Ouestafnews – L’Internet des données mobiles a été encore suspendu le 13 février 2024 au Sénégal, annonce un communiqué du ministre de la Communication, des Télécommunications et de l’Economie numérique. Une nouvelle coupure qui fâche la société civile.
Pour justifier cette nouvelle suspension des données mobiles Moussa Bocar Thiam brandit le même argument : la diffusion de « messages haineux et subversifs sur les réseaux sociaux ». Dans la note d’information à l’endroit du public, le ministre ajoute que les messages dans les réseaux sociaux ont « déjà provoqué des manifestations violentes ».
Cette suspension est la deuxième intervenue après celle du 4 février 2024, suite au report de l’élection présidentielle initialement prévue le 25 février 2024, par le président Macky Sall. La première suspension avait été levée après quatre jours de restriction du service.

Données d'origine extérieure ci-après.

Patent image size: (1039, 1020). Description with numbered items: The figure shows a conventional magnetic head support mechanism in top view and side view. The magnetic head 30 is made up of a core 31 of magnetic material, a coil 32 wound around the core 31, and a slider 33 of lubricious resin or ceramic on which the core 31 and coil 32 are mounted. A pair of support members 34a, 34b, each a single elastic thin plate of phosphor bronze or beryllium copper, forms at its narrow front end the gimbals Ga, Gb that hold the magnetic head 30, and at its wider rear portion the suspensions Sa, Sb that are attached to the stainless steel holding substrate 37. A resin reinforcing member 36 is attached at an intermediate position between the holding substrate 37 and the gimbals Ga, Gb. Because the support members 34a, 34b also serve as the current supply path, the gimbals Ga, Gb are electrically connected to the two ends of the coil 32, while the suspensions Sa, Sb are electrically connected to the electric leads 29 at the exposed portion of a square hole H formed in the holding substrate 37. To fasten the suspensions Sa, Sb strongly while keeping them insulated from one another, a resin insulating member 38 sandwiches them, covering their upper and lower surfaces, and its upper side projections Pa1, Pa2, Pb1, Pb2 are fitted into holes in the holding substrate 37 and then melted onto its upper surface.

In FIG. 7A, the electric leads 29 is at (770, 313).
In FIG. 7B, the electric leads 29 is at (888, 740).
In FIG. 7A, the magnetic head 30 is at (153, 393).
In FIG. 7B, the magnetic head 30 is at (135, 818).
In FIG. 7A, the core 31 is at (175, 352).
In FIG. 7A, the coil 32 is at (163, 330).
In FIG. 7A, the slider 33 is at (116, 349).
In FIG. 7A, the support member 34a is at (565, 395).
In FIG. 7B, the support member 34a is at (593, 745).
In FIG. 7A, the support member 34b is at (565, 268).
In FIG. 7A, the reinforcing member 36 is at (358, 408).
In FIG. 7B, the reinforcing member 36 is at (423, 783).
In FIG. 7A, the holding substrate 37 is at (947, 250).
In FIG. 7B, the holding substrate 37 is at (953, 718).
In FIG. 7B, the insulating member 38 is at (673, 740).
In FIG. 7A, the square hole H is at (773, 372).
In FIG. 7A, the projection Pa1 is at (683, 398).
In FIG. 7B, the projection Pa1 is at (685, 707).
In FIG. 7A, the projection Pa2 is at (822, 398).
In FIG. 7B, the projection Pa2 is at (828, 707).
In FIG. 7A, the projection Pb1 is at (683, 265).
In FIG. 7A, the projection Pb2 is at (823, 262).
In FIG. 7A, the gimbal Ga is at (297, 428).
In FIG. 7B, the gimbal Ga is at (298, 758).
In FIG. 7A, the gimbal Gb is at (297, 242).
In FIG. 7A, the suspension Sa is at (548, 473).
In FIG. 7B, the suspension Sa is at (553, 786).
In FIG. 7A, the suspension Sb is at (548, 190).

Selon un rapport de l’Autorité de Régulation des télécommunications et des postes, 97 % des internautes sénégalais utilisent la connexion Internet via données mobiles.
La décision du ministre de la Communication intervient dans un contexte de tension politique, suite à la suspension du processus électoral.
Face à ces coupures récurrentes, des organisations de la société civile se mobilisent pour dénoncer ce qu’elles qualifient de « violation » des droits des citoyens.
Le 31 janvier 2024, soit deux jours avant la décision du report de l’élection, deux journalistes sénégalais soutenus par des organisations internationales ont introduit un recours devant la Cour de justice de la Communauté économique des Etats de l’Afrique de l’Ouest (Cedeao).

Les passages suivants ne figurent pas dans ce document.